Apesar de lidar com um novo universo profissional, Renata preferiu apostar na espontaneidade durante os esquetes do humorístico. Por isso, não recorreu a nenhum coach ou a um longo processo de preparação para a produção. Simplesmente buscou referências no próprio teatro e nos folhetins. "É como se fosse uma novela com piadas. Não tem mais aquela comédia de exagero e cheia de bordões. É algo mais moderno, coloquial e com fortes inspirações na internet. Sou muito intuitiva. Gosto de sentir em cena e me deixar levar também", explica ela, que começou a gravar o programa ainda na reta final dos trabalhos de "Boogie Oogie". "O início foi meio tenso. Uma correria. Mas a curiosidade de trabalhar com comédia era meu motor", completa.
Mesmo em um programa semanal, Renata admite que conta com a carga horária similar a de uma novela.

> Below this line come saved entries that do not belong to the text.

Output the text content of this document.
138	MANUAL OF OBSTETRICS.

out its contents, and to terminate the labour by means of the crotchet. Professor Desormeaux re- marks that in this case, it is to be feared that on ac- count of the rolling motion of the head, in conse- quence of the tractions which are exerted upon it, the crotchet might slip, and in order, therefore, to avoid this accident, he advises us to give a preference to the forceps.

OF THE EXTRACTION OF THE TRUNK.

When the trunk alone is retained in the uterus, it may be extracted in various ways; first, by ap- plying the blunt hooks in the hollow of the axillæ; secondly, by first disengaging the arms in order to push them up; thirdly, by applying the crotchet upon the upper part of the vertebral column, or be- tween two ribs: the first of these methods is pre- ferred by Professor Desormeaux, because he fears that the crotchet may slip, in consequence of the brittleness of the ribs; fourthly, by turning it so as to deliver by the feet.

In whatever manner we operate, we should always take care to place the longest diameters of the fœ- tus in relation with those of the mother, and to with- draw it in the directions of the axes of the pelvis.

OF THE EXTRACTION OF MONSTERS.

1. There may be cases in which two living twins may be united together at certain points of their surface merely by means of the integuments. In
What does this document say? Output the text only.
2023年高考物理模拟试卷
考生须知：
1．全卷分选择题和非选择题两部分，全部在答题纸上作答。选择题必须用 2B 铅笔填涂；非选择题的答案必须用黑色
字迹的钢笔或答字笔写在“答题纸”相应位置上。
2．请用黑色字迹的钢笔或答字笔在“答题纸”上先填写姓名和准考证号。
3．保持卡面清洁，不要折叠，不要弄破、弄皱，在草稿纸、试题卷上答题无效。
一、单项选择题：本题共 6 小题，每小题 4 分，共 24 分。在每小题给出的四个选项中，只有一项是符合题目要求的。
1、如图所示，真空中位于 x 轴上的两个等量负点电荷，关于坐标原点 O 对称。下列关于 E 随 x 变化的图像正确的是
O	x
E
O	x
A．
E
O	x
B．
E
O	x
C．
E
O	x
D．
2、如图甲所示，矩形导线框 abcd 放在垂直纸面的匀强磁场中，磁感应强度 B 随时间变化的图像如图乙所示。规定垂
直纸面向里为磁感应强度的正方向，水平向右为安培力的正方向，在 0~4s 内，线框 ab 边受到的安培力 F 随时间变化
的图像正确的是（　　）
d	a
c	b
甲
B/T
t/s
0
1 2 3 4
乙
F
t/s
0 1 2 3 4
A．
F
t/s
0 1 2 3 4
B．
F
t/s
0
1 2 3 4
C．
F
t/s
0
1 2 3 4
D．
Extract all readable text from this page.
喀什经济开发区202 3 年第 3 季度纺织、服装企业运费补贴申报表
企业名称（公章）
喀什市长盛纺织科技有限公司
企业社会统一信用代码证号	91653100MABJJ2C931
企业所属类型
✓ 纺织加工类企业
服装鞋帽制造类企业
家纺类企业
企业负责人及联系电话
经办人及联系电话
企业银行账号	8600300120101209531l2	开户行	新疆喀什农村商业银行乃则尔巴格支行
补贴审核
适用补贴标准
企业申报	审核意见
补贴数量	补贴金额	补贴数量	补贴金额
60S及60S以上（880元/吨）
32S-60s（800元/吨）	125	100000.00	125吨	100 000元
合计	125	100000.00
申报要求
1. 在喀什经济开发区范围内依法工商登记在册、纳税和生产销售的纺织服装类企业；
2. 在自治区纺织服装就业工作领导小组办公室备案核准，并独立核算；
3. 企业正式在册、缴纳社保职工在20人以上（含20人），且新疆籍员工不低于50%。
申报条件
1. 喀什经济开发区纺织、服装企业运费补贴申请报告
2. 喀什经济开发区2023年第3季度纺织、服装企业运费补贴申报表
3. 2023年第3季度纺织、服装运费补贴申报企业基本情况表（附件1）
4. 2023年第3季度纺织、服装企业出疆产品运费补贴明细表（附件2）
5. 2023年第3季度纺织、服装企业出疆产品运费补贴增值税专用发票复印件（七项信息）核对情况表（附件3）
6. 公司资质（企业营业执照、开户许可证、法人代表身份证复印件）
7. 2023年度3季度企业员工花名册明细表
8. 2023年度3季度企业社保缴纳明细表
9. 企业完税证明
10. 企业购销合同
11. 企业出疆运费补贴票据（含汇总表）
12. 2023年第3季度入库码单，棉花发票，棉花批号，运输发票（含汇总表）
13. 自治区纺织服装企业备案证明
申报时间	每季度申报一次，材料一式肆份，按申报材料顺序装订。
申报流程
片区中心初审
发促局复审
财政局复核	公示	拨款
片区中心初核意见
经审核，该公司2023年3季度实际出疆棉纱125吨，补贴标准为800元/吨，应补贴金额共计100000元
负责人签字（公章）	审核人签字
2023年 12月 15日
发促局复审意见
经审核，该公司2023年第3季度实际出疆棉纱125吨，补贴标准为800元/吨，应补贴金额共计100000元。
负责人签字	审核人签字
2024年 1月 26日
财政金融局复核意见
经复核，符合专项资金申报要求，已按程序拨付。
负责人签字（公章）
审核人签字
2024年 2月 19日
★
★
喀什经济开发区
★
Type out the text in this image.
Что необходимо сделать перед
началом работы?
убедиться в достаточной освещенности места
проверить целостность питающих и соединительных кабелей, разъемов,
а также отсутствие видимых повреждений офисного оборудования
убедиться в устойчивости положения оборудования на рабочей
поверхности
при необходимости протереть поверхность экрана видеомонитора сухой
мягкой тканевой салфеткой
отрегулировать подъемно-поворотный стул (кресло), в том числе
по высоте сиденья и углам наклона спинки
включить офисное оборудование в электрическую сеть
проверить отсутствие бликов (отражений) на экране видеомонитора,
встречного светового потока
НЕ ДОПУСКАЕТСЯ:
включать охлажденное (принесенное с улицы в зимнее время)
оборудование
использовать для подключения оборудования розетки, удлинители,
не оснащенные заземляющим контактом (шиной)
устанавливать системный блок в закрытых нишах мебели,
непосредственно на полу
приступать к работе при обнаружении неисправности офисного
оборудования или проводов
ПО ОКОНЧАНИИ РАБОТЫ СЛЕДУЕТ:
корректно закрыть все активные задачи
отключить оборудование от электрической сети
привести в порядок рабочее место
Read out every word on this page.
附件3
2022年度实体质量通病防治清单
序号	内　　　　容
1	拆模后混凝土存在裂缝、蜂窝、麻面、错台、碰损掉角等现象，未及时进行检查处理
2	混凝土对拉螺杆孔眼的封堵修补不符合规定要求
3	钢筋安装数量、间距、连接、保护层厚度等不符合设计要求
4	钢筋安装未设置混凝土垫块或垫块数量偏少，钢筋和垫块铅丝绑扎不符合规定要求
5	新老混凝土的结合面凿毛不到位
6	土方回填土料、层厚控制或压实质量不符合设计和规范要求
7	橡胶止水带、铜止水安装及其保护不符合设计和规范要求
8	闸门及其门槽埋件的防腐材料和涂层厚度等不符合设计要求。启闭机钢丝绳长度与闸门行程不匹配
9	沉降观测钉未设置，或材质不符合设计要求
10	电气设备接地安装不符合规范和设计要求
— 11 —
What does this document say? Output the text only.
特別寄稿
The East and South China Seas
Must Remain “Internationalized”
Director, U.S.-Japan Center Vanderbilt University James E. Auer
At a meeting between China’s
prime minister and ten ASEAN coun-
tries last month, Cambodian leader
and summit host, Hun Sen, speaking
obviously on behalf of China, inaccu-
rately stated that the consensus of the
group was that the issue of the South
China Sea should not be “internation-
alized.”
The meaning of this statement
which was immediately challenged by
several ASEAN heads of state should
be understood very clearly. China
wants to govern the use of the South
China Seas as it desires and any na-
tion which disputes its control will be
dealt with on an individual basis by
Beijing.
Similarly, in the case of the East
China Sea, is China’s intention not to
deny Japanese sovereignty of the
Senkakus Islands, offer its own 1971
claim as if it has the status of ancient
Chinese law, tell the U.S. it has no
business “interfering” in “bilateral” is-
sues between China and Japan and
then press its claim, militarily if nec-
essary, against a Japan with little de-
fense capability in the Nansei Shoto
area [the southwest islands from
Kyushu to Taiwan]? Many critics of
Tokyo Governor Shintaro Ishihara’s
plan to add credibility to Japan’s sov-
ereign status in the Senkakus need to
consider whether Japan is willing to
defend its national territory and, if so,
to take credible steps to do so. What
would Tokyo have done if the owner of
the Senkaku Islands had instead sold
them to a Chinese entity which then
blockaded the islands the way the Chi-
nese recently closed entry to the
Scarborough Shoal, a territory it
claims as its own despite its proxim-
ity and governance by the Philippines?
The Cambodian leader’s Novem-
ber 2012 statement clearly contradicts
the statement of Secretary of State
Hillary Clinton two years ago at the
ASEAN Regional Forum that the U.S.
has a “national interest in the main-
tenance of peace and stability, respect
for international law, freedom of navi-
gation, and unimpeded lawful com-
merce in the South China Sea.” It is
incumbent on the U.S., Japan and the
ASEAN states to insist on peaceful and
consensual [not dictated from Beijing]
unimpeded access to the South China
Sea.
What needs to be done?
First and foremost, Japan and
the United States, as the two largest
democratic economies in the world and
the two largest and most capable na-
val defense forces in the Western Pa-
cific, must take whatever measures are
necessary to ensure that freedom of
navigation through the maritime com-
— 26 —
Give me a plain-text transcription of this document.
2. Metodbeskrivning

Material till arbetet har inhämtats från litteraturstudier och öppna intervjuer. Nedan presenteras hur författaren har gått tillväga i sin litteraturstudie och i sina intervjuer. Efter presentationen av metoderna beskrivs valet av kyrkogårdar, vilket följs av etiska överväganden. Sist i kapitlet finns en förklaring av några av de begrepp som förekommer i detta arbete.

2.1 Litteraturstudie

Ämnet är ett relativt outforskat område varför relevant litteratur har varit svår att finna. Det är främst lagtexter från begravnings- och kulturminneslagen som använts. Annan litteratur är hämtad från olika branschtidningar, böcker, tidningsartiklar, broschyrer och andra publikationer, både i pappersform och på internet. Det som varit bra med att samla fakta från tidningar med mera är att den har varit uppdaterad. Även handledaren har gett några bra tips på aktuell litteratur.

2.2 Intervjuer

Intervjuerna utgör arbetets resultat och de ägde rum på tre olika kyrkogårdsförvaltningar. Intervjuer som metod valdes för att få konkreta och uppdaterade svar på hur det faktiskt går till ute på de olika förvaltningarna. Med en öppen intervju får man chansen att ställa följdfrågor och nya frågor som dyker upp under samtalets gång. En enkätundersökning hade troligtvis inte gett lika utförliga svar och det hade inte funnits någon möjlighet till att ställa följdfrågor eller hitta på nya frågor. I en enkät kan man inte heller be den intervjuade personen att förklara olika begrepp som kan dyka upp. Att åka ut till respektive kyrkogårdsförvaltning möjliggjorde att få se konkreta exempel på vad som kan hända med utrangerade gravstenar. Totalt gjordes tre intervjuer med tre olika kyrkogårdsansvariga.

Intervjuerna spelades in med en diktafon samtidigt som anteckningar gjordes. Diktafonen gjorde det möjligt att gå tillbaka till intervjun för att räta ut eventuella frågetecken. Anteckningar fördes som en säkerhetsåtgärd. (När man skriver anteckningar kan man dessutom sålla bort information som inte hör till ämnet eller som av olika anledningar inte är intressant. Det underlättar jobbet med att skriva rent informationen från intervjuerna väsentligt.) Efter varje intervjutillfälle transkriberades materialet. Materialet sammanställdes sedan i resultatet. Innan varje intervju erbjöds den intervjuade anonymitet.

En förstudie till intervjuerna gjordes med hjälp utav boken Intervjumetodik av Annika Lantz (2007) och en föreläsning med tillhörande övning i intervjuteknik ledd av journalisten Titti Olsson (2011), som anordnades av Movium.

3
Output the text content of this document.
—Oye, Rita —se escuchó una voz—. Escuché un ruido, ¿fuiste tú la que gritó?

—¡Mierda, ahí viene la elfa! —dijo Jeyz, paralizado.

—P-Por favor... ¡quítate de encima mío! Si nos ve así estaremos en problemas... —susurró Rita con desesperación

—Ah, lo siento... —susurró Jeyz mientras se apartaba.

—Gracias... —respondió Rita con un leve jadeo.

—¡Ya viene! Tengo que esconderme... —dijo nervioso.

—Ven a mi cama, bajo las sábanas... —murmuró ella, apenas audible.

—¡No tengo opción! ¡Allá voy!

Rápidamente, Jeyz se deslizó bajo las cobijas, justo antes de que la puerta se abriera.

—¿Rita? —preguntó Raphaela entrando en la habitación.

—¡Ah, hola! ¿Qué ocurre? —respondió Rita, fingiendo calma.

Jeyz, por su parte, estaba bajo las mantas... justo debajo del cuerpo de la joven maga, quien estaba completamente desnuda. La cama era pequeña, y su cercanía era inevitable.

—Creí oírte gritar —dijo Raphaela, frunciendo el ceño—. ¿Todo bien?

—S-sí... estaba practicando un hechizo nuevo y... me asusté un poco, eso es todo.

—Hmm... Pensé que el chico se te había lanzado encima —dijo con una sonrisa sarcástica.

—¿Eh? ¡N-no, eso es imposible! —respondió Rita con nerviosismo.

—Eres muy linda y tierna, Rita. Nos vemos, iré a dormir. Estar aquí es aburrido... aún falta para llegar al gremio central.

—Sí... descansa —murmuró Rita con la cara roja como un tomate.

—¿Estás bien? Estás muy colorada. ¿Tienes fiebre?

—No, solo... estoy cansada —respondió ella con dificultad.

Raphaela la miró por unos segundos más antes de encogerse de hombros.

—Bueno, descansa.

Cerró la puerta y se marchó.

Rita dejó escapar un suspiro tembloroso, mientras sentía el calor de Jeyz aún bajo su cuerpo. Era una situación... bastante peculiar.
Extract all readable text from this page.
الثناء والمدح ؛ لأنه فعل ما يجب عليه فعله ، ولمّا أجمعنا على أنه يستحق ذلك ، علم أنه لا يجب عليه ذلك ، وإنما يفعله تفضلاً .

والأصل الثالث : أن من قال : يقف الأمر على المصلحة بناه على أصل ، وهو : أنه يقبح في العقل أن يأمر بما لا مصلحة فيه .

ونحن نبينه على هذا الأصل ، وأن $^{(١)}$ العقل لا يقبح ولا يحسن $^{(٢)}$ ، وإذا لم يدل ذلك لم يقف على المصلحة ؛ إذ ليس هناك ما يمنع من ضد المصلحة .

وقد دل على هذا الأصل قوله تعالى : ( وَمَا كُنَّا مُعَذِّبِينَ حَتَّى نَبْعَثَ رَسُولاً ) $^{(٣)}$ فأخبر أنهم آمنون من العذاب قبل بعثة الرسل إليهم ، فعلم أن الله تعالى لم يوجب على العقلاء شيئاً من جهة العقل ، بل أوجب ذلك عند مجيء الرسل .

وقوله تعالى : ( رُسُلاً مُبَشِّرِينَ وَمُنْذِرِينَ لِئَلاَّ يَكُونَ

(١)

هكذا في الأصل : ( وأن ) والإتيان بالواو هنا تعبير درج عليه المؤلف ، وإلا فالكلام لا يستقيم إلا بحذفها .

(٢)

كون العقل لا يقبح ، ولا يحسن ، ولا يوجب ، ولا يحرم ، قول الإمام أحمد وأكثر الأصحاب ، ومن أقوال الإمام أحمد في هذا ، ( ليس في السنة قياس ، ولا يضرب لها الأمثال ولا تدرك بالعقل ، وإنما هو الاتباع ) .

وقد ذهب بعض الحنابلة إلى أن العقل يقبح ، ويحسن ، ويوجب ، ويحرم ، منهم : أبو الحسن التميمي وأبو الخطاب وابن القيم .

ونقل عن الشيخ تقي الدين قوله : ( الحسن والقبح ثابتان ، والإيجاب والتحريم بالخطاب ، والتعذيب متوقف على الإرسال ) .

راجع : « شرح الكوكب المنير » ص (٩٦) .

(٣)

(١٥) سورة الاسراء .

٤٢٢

No entanto, o volume de cenas é bem menor por conta da quantidade de externas do novo formato. "A gente tem mais tempo para trabalhar uma sequência. Há um cuidado maior com a finalização. Mais da metade dos esquetes é gravada em externa e isso demanda muito tempo também", afirma. Além disso, a liberdade para a inserção de "cacos" e improvisos ao longo das gravações foi um dos pontos que mais chamou a atenção da atriz ao longo do trabalho. "Temos um espaço de criação enorme. Os autores sabem que não somos loucos e não vamos colocar qualquer coisa. Há uma confiança muito forte no elenco. É normal adicionar algo nas cenas. Às vezes, é tão natural que ninguém percebe", ressalta.
Natural da capital de São Paulo, Renata sempre soube que seguiria a carreira artística. Após se formar como bailarina, ingressou no curso de teatro da Fundação das Artes de São Caetano do Sul, onde permaneceu dos 14 aos 17 anos. Na época do vestibular, chegou a entrar na faculdade de Arquitetura, mas abandonou o curso logo no começo para se dedicar integralmente à carreira de atriz. "Sempre busquei fazer mil coisas. Um ator precisa ser completo. Paralelamente, estive sempre em aulas de canto e dança. Não dá para parar nunca", conta.
A entrada na televisão aconteceu através do concurso "A Nova das Oito", do "Caldeirão do Huck". Após vencer a competição, Renata conquistou um papel em "Páginas da Vida", de 2006. De lá para cá, também participou de produções como "Amigas & Rivais" e "Revelação", ambas do SBT. "Na minha cabeça, sou atriz e ponto. Sempre quis fazer de tudo na minha profissão. Desde teatro de rua até cinema. Não quero me cercear de nada. Quanto mais, melhor", planeja.